からだを温めると健康にいいのは、からだの免疫力やストレスに対する抵抗力が高まるからです。今の季節なら風邪やインフルエンザなど、病気に対する抵抗力が高まります。また忙しい年末のストレス防御にも役立ちます。

それは「HSP」という生体防御タンパク質が増えるからなんです。私たちは日ごろから、熱や寒冷、病気、けが、感染、疲労など、外側からさまざまなストレスを受けています。病気などの過度なストレスからからだを守ってくれるのが「熱ショックタンパク質」、略してHSPです。ですからHSPを増やしてあげれば、からだを守る免疫力やストレスに対する抵抗力も向上するというわけです。

HSPはからだを温めると増える。家庭で誰でも簡単にHSPを増やせるのが、実はお風呂なんです。湯船にきちんとつかるのはいいことです。夏でも週2回ほどはしっかりお風呂に入りたいですね。たとえば土曜とか火または水曜日など、週2回ほど40度くらいのお風呂に、20分程度を目安に入ります。
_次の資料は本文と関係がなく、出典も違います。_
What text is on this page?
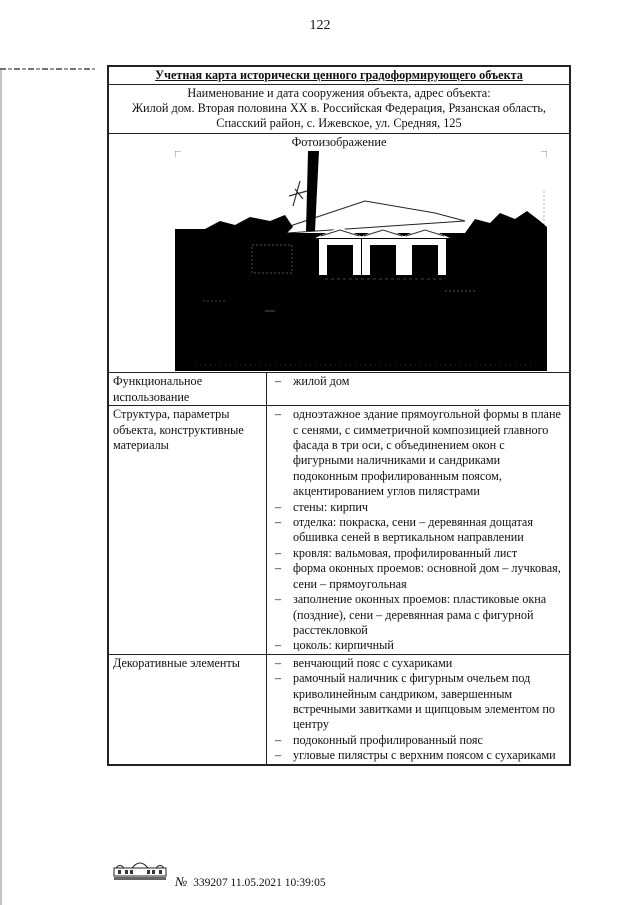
122
Учетная карта исторически ценного градоформирующего объекта	

Наименование и дата сооружения объекта, адрес объекта:
Жилой дом. Вторая половина XX в. Российская Федерация, Рязанская область,
Спасский район, с. Ижевское, ул. Средняя, 125	

Фотоизображение	

Функциональное использование	
– жилой дом

Структура, параметры объекта, конструктивные материалы	
– одноэтажное здание прямоугольной формы в плане с сенями, с симметричной композицией главного фасада в три оси, с объединением окон с фигурными наличниками и сандриками подоконным профилированным поясом, акцентированием углов пилястрами
– стены: кирпич
– отделка: покраска, сени – деревянная дощатая обшивка сеней в вертикальном направлении
– кровля: вальмовая, профилированный лист
– форма оконных проемов: основной дом – лучковая, сени – прямоугольная
– заполнение оконных проемов: пластиковые окна (поздние), сени – деревянная рама с фигурной расстекловкой
– цоколь: кирпичный

Декоративные элементы	
–венчающий пояс с сухариками
– рамочный наличник с фигурным очельем под криволинейным сандриком, завершенным встречными завитками и щипцовым элементом по центру
– подоконный профилированный пояс
– угловые пилястры с верхним поясом с сухариками
№ 339207 11.05.2021 10:39:05
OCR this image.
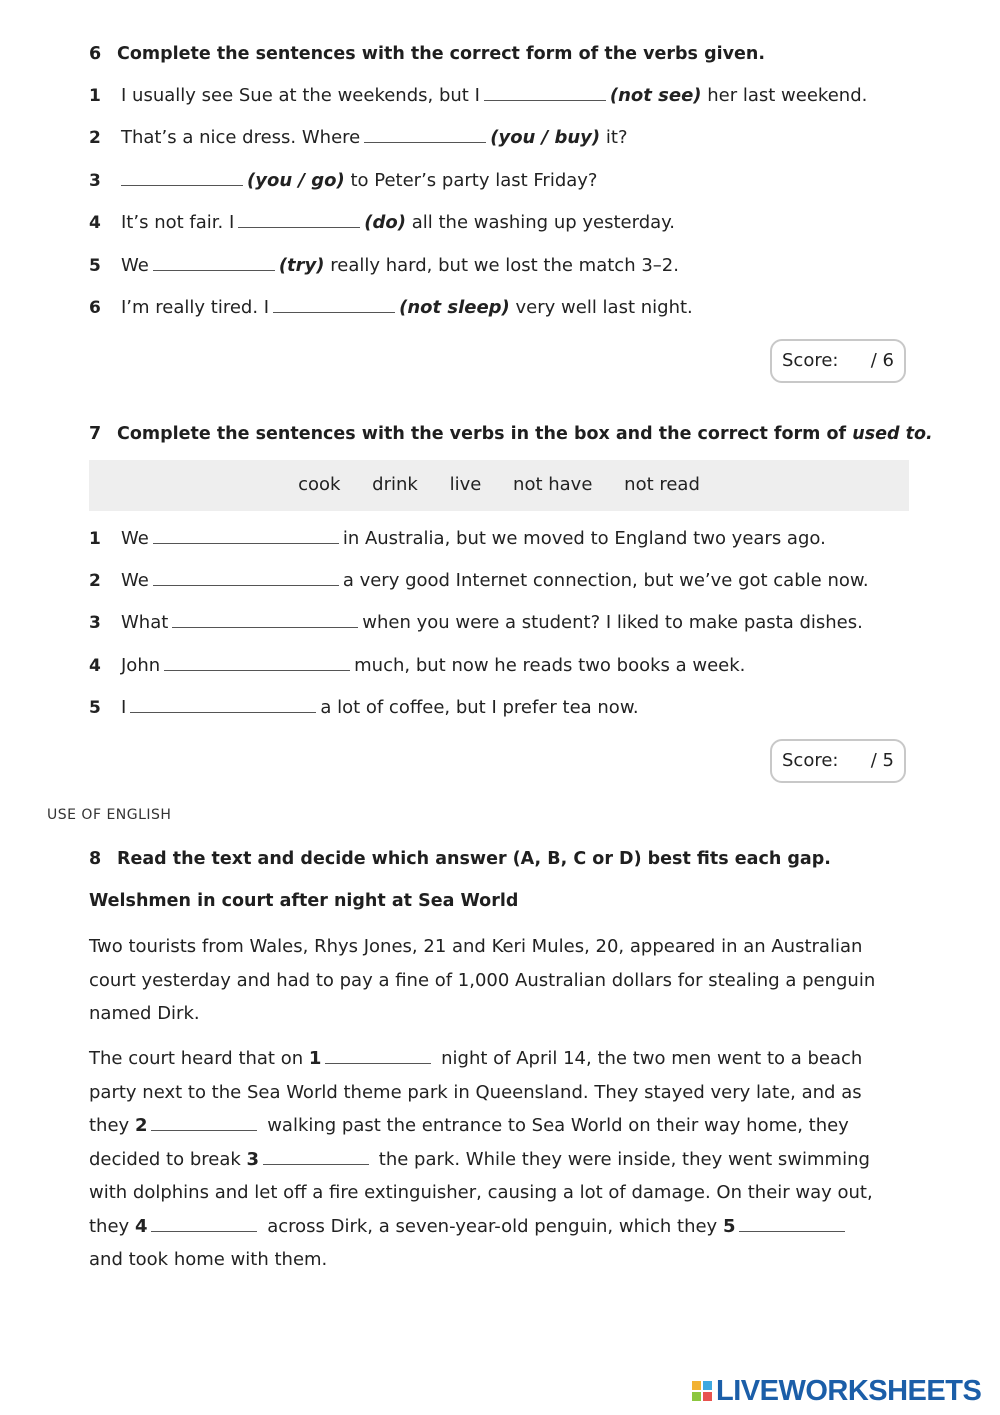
6 Complete the sentences with the correct form of the verbs given.
1 I usually see Sue at the weekends, but I	(not see) her last weekend.
2 That’s a nice dress. Where	(you / buy) it?
3	(you / go) to Peter’s party last Friday?
4 It’s not fair. I	(do) all the washing up yesterday.
5 We	(try) really hard, but we lost the match 3–2.
6 I’m really tired. I	(not sleep) very well last night.
Score: / 6
7 Complete the sentences with the verbs in the box and the correct form of used to.
cook drink live not have not read
1 We	in Australia, but we moved to England two years ago.
2 We	a very good Internet connection, but we’ve got cable now.
3 What	when you were a student? I liked to make pasta dishes.
4 John	much, but now he reads two books a week.
5 I	a lot of coffee, but I prefer tea now.
Score: / 5
USE OF ENGLISH
8 Read the text and decide which answer (A, B, C or D) best fits each gap.
Welshmen in court after night at Sea World
Two tourists from Wales, Rhys Jones, 21 and Keri Mules, 20, appeared in an Australian court yesterday and had to pay a fine of 1,000 Australian dollars for stealing a penguin named Dirk.
The court heard that on 1	night of April 14, the two men went to a beach party next to the Sea World theme park in Queensland. They stayed very late, and as they 2	walking past the entrance to Sea World on their way home, they decided to break 3	the park. While they were inside, they went swimming with dolphins and let off a fire extinguisher, causing a lot of damage. On their way out, they 4	across Dirk, a seven-year-old penguin, which they 5 and took home with them.
LIVEWORKSHEETS
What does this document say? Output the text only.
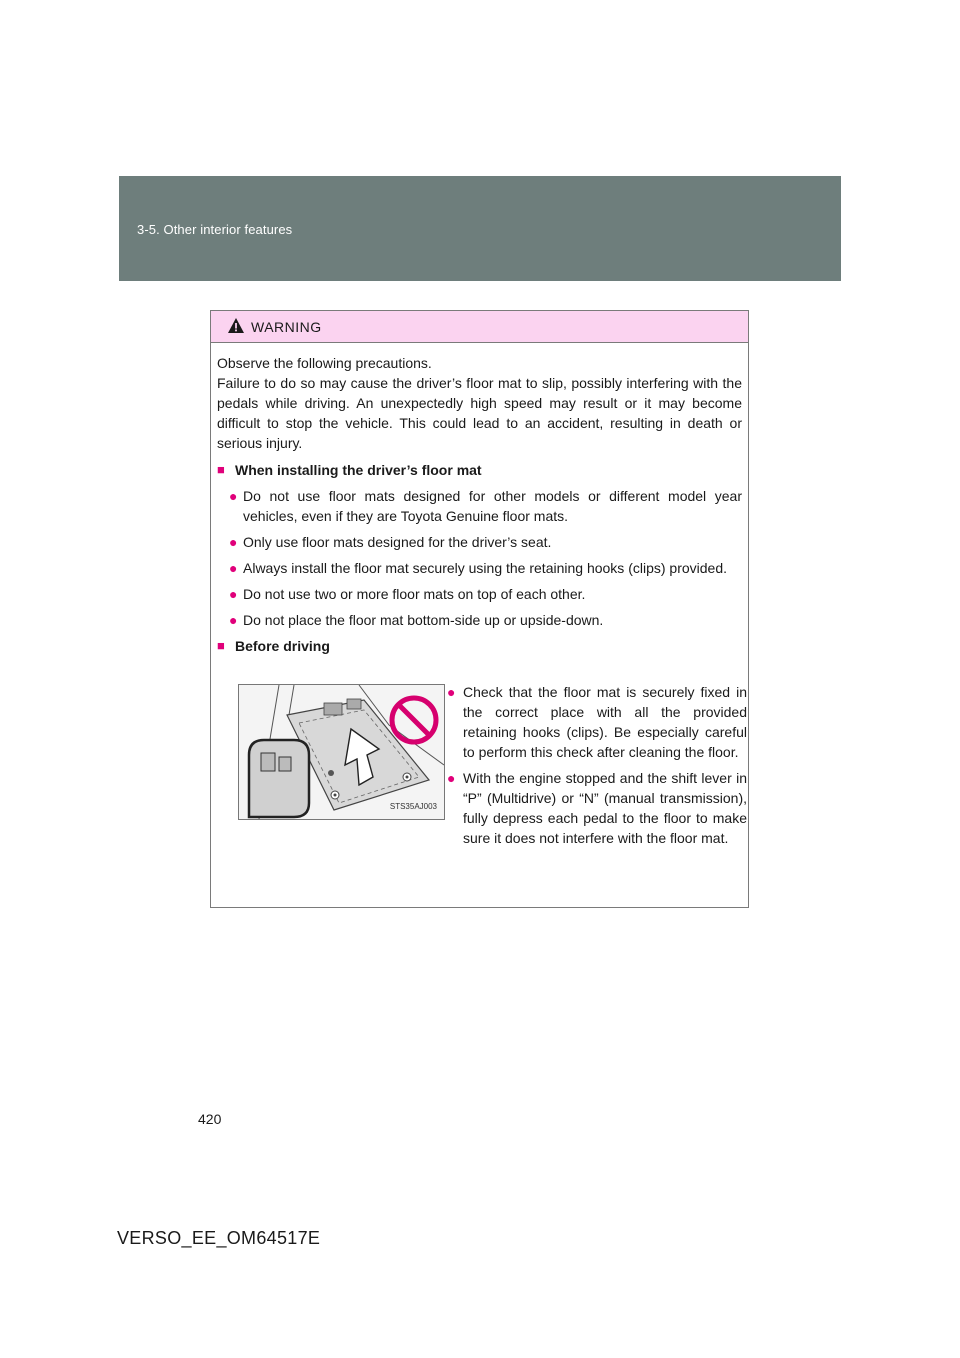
3-5. Other interior features
WARNING

Observe the following precautions.

Failure to do so may cause the driver’s floor mat to slip, possibly interfering with the pedals while driving. An unexpectedly high speed may result or it may become difficult to stop the vehicle. This could lead to an accident, resulting in death or serious injury.

■ When installing the driver’s floor mat
● Do not use floor mats designed for other models or different model year vehicles, even if they are Toyota Genuine floor mats.
● Only use floor mats designed for the driver’s seat.
● Always install the floor mat securely using the retaining hooks (clips) provided.
● Do not use two or more floor mats on top of each other.
● Do not place the floor mat bottom-side up or upside-down.
■ Before driving
STS35AJ003
● Check that the floor mat is securely fixed in the correct place with all the provided retaining hooks (clips). Be especially careful to perform this check after cleaning the floor.
● With the engine stopped and the shift lever in “P” (Multidrive) or “N” (manual transmission), fully depress each pedal to the floor to make sure it does not interfere with the floor mat.
420
VERSO_EE_OM64517E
そうすると体温が38度を超えてきますが、そのあたりで、HSPが増加してきます。高齢者は半身浴がおすすめです。

風邪やインフルエンザなどで発熱するのは、さまざまな免疫物質がからだを守ろうと戦っているからです。ただ風邪のような感染防御による発熱では、ふるえ、寒気、鳥肌などを引き起こすので苦しいものです。だから外から熱、すなわちお風呂でじわじわ温めるんです。そうすると普段から免疫力やストレスに対する抵抗力が高まるというわけです。

それからお風呂から出たら、からだを冷さないこと。タオルや毛布などを巻いて保温をしっかりしてください。もちろん十分な水分補給も忘れずに。

また大会を迎える2日前に先ほどいった方法でお風呂に入って、HSPを前もって準備しておけばいいんです。それだけで運動能力も向上し、疲れも残りにくくなります。HSPが大会のストレス防御とともに疲労物質である乳酸を抑えてくれるのです。筋肉痛にもなりにくくなります。

HSPが増えると、人間が本来もっている生体防御作用が高まります。さまざまなストレスに対する抵抗力が高まり、病気に対する免疫力も高まります。風邪やインフルエンザにもかかりにくくなるんです。